The Levoy Theatre successfully re-opened on September 9, 2012, with a performance by the Peacherine Ragtime Orchestra underscoring the films of Charlie Chaplin and Buster Keaton, just like the original Levoy offered.

The Levoy Theatre's official grand opening gala took place on September 22, 2012. The gala began with a reception, followed by the premier of the play "Roundabout: A New Amusement", by Jim Cook Jr. which chronicled the history of the 1912 opening. A concert by resident theatre company, The Off Broad Street Players along with professional theater actors and singers closed the evening.
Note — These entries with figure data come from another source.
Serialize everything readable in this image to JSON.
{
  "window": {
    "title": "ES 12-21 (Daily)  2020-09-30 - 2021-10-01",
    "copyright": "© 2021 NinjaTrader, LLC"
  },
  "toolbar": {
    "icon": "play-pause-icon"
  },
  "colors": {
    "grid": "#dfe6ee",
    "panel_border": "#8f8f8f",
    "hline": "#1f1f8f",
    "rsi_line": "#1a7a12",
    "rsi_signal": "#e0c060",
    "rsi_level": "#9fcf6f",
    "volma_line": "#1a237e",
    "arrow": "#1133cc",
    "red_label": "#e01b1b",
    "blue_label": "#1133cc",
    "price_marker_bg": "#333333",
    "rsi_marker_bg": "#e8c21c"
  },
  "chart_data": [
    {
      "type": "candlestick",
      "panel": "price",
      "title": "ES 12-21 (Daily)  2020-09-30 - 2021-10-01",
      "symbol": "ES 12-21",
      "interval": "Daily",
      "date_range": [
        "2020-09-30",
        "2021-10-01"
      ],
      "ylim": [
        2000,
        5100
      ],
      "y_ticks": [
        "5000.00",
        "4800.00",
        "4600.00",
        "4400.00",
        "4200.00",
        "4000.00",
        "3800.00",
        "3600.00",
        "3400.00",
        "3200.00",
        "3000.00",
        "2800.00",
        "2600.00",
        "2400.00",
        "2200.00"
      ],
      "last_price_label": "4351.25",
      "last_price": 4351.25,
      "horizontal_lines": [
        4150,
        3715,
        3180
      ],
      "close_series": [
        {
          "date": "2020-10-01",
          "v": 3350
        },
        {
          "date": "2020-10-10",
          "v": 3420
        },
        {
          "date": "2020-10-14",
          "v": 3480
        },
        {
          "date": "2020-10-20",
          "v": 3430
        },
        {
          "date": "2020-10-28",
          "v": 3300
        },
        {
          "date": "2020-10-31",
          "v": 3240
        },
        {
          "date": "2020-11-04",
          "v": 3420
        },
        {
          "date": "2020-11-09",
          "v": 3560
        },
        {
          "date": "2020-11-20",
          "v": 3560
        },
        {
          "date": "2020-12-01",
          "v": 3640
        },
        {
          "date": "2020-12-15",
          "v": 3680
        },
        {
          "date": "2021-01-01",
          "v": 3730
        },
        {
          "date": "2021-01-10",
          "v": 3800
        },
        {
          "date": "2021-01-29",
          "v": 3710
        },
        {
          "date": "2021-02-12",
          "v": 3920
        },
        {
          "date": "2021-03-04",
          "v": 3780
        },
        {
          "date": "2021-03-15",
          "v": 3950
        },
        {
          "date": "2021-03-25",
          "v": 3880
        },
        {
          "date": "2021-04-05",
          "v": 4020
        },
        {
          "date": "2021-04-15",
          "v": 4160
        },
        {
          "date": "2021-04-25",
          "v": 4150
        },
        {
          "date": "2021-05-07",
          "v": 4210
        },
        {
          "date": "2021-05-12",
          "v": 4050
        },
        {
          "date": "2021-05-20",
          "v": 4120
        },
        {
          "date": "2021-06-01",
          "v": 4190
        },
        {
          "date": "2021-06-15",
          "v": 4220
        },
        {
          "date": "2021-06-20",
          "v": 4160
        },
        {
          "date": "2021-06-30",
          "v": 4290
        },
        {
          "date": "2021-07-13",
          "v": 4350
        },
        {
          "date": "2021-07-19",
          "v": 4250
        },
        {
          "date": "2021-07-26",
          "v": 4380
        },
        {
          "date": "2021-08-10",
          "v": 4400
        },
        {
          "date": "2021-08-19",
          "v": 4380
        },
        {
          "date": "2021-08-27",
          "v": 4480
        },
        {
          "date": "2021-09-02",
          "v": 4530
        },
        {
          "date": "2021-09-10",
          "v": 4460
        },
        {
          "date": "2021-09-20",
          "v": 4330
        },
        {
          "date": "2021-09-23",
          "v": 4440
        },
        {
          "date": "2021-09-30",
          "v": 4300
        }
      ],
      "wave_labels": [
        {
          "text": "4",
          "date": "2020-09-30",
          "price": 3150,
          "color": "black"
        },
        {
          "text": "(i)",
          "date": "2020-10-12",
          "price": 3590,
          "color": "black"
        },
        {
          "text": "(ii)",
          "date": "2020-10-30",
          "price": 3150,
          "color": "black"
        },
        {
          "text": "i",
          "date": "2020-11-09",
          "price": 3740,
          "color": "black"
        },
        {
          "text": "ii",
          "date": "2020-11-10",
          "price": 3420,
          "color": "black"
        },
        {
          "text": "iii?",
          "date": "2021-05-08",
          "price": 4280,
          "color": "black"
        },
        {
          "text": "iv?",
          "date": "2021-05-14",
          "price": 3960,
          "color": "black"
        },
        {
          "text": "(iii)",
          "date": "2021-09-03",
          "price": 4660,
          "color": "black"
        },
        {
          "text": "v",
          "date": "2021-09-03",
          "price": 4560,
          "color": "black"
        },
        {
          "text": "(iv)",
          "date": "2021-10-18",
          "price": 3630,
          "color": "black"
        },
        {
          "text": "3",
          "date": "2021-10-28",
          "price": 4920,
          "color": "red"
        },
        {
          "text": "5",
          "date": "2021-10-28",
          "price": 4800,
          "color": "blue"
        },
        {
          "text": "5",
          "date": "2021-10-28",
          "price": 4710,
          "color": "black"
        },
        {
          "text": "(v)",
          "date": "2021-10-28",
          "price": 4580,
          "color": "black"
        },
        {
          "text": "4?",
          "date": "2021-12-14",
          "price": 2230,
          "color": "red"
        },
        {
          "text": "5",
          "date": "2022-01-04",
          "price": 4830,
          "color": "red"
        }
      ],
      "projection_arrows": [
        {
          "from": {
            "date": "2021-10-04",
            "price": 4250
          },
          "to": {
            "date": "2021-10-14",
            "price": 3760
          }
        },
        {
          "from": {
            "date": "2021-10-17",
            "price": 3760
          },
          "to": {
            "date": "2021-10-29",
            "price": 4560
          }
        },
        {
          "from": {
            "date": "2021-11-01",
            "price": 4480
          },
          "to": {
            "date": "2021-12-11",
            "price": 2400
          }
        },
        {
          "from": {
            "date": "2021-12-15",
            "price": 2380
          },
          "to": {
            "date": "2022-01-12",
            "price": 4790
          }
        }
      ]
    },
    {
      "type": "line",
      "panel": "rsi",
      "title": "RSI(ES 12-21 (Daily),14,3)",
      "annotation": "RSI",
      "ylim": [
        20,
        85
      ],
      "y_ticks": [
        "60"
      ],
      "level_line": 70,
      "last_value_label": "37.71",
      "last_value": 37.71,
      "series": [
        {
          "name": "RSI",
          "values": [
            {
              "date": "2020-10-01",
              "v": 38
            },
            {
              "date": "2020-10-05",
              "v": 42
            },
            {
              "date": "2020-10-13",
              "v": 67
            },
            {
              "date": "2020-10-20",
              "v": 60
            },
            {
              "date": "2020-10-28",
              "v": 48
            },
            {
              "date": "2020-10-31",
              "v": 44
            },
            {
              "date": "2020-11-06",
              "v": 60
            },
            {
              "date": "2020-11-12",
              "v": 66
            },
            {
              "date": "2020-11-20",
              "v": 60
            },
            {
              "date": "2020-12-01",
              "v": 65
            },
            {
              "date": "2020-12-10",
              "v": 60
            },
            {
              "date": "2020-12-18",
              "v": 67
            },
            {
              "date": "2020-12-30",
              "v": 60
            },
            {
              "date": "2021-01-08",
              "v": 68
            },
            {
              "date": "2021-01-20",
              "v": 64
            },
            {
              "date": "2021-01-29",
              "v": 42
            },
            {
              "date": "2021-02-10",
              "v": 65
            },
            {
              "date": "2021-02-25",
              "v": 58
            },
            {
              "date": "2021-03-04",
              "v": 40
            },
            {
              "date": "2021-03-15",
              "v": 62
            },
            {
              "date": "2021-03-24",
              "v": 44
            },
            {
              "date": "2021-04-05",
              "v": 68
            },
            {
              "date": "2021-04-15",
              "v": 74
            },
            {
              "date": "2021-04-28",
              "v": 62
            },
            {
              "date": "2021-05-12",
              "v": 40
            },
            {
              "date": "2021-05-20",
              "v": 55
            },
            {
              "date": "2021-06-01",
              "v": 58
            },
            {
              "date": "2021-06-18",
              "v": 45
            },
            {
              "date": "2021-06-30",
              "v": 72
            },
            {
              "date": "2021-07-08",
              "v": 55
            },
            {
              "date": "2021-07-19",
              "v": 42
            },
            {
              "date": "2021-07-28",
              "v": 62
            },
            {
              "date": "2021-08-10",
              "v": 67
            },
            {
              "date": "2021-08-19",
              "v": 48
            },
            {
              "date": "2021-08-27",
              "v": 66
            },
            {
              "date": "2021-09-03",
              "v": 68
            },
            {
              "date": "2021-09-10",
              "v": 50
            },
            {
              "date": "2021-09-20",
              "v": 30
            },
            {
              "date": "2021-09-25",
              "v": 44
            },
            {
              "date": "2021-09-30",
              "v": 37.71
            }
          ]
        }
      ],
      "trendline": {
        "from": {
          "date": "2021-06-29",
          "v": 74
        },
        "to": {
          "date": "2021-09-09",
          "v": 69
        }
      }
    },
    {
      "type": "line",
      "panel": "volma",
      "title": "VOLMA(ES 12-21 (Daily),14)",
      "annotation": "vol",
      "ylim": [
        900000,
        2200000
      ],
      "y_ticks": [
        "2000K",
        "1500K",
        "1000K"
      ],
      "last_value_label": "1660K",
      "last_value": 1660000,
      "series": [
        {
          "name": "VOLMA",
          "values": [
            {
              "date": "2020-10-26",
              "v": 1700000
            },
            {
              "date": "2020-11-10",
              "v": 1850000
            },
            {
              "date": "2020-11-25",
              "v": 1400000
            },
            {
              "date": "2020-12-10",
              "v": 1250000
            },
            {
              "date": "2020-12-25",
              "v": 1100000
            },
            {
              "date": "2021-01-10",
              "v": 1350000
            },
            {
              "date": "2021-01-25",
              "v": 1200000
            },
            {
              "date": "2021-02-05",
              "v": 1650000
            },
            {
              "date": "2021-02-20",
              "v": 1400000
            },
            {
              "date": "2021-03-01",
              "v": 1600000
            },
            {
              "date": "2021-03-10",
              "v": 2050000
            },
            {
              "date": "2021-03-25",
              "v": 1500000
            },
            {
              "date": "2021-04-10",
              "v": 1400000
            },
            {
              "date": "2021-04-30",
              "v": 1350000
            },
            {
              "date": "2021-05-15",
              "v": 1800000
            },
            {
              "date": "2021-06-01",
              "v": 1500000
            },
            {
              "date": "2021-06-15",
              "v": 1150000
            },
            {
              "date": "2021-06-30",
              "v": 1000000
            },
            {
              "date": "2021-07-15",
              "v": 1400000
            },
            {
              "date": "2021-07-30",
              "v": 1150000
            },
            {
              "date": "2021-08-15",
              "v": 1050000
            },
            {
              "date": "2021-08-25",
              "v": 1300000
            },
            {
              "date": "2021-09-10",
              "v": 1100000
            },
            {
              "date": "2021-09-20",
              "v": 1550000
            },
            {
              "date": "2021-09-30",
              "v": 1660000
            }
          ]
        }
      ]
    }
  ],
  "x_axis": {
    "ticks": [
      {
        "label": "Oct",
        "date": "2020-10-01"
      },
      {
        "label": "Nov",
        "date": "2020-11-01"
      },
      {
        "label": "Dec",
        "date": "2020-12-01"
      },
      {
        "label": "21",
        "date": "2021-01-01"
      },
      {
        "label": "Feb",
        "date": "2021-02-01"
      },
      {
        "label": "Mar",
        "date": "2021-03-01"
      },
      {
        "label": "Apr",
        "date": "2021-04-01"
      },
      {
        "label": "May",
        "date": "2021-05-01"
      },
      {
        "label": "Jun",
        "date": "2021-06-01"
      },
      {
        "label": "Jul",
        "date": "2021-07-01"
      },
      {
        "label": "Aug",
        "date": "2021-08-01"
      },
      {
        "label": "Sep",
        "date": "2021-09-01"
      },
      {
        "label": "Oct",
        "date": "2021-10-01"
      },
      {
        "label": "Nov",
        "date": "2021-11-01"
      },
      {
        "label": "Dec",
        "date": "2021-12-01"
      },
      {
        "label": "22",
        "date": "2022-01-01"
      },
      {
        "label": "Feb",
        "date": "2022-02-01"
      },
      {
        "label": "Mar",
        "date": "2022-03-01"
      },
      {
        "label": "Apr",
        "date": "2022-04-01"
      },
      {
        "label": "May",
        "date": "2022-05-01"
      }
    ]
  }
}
== Removal From Historic Registers ==

The building was listed on the National Register of Historic Places in 1998. A local group, which had issues with the building's tax exempt status as a historic place, petitioned the State of New Jersey to remove the property from its database following the 2011 collapse. Their argument that there was an insufficient portion left of the building remaining to qualify as a historic place, and any further construction was essentially a new building. On July 17, 2013, the Levoy Theatre was removed from the National Register after being previously removed from the New Jersey Register of Historic Places.